Wow, HELLO! Thank you for all your wonderful comments! What a treat!

ttfn, I crave tomato soup every day! I should starting making a weekly batch to get me through the last dregs of winter. Good luck with your search for happiness. At least your kitchen is a happy place! :-)

Yay for Albion, SixTailFarm! Ah, those chickens of yours sound feisty--it's an Easter egg hunt with them all the time.

JD, would you like to chat next week? Send me an e-mail! It makes me happy that we have so much to discuss!

Laurie, I'm no fountain of wisdom! I just know that I was NOT doing well before I started taking some drastic measures to make things better, such as counseling. It's important to me to be happy, and I think that's a big first step toward figuring out what I really want.
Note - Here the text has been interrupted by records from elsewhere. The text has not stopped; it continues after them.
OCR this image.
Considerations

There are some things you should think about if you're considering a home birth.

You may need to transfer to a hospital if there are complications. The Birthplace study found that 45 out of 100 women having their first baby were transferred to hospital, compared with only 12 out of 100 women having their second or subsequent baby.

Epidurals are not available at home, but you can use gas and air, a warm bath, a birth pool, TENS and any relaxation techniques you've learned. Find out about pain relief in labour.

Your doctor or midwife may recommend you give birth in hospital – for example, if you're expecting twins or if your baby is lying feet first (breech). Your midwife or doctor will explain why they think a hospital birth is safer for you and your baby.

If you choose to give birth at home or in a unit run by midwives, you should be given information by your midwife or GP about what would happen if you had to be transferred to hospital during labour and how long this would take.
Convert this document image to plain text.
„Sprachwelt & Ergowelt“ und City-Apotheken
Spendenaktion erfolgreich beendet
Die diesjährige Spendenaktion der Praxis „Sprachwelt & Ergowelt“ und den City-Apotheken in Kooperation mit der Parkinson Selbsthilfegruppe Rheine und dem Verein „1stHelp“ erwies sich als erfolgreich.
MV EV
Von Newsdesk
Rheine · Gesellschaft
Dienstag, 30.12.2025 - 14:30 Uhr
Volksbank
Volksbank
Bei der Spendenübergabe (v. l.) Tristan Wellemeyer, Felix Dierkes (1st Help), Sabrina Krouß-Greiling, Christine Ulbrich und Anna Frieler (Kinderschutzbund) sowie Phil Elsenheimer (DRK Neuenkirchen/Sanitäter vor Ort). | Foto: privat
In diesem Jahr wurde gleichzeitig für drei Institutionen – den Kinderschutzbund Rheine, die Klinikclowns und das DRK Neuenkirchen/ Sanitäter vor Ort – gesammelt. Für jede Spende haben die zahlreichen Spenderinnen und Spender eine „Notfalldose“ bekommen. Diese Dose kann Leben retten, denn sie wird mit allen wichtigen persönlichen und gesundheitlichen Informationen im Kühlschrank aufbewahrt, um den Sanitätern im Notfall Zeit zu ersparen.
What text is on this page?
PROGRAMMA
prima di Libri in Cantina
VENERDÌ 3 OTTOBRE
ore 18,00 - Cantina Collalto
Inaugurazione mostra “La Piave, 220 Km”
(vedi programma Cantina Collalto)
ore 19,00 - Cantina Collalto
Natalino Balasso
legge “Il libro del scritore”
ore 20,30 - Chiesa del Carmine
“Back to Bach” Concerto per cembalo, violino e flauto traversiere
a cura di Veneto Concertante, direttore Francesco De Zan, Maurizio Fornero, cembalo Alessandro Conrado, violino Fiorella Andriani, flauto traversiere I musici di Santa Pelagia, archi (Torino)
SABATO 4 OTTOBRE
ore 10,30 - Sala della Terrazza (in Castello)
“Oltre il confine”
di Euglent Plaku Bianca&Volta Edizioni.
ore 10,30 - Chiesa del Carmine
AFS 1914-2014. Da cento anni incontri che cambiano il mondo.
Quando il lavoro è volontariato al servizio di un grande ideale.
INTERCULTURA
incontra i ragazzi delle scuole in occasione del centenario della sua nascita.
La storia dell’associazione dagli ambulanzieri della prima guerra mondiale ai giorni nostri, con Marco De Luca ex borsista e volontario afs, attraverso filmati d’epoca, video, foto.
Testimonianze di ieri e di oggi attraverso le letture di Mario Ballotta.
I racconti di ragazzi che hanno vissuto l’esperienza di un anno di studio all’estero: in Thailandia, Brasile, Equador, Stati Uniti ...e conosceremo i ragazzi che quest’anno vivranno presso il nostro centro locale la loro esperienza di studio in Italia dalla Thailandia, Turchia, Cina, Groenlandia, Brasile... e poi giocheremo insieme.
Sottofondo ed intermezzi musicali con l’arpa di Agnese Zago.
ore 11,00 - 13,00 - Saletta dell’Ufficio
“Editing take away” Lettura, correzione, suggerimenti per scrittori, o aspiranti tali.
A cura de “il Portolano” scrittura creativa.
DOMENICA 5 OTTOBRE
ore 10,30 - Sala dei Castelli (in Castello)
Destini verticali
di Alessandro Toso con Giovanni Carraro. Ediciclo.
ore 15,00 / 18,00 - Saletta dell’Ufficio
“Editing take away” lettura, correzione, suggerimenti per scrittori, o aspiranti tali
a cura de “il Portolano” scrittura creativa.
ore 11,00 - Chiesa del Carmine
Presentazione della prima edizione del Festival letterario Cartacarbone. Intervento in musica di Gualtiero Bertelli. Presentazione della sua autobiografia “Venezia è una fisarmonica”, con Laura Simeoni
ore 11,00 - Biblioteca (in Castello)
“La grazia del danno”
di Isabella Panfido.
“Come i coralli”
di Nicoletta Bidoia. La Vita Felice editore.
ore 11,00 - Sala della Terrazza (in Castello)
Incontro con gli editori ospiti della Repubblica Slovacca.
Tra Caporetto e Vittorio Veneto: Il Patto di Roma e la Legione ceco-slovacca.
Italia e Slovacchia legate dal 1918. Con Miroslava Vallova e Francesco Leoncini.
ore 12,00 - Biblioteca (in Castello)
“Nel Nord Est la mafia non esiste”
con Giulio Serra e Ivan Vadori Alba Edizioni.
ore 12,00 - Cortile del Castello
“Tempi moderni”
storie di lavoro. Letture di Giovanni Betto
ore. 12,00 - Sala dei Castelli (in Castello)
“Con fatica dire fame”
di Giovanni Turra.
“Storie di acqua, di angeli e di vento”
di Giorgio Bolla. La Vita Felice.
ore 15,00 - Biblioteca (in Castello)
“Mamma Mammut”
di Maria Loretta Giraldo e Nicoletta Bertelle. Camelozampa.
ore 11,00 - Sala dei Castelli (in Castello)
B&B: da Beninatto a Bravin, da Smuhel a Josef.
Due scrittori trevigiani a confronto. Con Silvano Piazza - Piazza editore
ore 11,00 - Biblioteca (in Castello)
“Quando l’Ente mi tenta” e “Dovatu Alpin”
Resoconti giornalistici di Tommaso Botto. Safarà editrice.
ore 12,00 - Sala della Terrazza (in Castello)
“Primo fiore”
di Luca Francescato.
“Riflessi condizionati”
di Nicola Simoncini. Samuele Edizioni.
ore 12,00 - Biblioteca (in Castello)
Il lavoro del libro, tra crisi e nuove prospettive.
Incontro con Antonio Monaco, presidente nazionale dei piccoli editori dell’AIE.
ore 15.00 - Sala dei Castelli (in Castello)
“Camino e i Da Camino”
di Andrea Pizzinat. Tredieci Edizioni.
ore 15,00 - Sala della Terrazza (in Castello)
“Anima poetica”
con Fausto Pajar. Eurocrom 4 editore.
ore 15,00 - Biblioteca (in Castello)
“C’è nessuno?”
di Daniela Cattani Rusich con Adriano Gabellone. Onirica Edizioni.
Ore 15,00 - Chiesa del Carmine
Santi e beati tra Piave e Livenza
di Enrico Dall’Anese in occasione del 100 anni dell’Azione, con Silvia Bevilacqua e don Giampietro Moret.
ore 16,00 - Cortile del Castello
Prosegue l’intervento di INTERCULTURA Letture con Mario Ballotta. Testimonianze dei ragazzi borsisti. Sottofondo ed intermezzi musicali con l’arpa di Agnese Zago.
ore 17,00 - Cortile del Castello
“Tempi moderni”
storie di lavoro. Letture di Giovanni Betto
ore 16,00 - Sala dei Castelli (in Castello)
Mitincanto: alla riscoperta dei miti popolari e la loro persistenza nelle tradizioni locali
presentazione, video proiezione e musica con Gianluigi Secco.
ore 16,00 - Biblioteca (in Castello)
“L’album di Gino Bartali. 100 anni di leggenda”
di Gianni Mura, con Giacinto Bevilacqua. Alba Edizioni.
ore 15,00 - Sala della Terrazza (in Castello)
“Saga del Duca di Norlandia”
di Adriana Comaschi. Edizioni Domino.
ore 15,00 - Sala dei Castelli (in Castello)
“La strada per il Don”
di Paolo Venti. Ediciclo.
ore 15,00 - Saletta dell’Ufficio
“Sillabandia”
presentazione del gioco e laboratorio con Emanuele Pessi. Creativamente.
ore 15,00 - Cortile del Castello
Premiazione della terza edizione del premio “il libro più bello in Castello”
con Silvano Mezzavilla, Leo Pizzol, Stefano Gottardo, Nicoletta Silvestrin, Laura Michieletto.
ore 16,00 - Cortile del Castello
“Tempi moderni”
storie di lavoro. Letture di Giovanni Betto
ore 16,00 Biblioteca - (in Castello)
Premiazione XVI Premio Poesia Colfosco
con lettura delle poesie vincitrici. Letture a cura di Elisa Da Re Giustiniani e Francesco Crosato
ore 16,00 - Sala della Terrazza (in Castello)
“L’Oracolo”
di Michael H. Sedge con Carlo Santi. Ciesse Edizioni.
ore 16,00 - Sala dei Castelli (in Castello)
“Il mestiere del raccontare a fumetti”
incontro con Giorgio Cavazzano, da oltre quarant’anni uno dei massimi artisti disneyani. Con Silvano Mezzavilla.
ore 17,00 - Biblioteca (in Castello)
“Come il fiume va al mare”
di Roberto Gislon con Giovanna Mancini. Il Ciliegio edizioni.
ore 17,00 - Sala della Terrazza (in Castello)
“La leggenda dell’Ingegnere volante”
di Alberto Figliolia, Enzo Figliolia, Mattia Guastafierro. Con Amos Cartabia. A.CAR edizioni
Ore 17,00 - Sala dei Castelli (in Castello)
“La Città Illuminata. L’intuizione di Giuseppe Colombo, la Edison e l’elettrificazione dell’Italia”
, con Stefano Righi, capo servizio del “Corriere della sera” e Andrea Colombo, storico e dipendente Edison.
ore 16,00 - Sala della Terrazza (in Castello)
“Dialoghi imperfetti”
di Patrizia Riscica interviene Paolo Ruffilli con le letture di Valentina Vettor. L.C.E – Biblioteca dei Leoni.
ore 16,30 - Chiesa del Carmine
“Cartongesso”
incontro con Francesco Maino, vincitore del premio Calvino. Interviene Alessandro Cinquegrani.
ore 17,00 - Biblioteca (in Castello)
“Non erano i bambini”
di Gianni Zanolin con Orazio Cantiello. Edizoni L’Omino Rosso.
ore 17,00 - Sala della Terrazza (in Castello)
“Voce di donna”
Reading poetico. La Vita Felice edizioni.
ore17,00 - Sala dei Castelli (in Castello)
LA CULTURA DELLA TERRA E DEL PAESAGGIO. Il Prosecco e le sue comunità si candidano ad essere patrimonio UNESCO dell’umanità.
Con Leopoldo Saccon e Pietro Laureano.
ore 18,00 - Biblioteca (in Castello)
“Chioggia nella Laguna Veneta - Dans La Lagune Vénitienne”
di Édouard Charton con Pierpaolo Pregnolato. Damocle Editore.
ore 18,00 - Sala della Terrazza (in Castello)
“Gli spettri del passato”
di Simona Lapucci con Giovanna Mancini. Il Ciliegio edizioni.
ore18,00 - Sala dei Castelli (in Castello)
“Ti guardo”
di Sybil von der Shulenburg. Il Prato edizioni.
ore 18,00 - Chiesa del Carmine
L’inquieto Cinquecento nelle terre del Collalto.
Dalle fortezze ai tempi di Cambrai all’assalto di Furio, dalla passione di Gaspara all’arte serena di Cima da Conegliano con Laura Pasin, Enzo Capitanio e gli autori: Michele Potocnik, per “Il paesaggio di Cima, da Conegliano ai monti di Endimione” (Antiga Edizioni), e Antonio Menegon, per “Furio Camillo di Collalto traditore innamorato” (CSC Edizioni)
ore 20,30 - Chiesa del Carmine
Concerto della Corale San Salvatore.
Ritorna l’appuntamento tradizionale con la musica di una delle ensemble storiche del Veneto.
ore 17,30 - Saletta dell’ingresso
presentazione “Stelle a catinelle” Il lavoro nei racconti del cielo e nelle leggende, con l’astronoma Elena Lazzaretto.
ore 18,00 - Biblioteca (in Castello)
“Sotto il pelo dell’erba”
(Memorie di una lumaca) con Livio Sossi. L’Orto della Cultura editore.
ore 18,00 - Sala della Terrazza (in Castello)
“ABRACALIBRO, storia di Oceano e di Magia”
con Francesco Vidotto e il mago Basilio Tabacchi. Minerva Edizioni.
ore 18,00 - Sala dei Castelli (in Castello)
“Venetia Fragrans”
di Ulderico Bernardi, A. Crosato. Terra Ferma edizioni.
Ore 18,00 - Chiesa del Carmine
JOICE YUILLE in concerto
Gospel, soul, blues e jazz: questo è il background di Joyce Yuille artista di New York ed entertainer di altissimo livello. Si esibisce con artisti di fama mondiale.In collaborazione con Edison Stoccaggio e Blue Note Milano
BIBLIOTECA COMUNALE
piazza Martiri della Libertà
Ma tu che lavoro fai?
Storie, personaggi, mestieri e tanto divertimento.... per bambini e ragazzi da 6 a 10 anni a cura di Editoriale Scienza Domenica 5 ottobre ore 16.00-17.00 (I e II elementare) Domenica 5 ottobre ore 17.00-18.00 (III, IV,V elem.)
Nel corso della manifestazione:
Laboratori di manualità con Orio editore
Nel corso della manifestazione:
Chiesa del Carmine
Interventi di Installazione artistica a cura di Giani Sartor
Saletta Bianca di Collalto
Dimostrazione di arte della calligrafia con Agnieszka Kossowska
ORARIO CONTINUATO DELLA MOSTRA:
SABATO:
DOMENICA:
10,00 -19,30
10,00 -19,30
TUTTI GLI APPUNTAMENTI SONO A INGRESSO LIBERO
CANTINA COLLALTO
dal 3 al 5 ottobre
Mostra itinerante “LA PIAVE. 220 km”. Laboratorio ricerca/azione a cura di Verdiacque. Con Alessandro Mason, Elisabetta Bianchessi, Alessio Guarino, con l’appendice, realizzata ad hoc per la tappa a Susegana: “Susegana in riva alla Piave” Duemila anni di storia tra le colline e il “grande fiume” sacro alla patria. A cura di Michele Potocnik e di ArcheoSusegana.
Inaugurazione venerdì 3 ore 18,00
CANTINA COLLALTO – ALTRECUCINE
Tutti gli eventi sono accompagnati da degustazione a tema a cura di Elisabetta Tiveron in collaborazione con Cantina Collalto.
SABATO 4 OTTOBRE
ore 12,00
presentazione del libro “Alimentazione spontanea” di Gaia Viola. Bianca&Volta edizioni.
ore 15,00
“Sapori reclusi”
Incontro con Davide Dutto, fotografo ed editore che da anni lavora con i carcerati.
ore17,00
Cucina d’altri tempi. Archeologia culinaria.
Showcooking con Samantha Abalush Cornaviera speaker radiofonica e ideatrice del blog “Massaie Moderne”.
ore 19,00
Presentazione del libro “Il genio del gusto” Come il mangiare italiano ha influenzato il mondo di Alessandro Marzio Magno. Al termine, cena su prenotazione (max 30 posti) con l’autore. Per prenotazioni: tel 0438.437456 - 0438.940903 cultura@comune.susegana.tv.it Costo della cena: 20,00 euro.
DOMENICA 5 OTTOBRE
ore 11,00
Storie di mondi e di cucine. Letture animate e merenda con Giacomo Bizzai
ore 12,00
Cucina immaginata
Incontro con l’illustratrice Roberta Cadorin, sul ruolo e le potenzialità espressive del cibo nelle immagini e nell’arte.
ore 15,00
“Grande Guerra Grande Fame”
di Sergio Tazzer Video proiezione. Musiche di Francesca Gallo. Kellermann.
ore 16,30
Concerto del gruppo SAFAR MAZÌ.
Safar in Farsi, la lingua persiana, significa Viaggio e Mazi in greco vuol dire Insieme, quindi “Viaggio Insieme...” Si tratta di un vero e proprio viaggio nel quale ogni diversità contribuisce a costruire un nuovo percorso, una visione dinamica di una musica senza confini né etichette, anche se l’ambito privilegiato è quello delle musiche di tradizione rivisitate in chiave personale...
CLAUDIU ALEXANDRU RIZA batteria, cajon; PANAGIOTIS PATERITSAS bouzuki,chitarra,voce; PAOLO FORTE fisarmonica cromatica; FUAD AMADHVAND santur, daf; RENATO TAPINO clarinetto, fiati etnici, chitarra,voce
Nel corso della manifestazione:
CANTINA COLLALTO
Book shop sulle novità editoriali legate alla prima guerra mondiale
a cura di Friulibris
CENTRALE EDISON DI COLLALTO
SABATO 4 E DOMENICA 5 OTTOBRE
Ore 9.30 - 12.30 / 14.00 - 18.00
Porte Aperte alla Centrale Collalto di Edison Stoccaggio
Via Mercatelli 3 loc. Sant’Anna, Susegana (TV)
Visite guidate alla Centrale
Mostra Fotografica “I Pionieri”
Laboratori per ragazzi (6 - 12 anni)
And, oh, barley! That sounds DELICIOUS. I like barley a lot; I should cook with it. Thanks for the reminder! I think barley would definitely work in this recipe, but you'd want to adjust cooking times and possibly the volume of cooking liquid to account for the differences between barley and bulgur. Such a great idea!

Anonymous said...

You were right about my birthday! And this recipe looks great! So glad that everything came back a-ok!

Rosiecat24 said...

Hurray for the birthday girl! But D, you don't look at day over 18. It must be all that baking that keeps you looking so young and happy :-)

I bet Ian would like this chili, and seriously, it is fast fast FAST, so it's a great dish that you can make between your marathon study sessions. Keep up the good work, smarty-pants.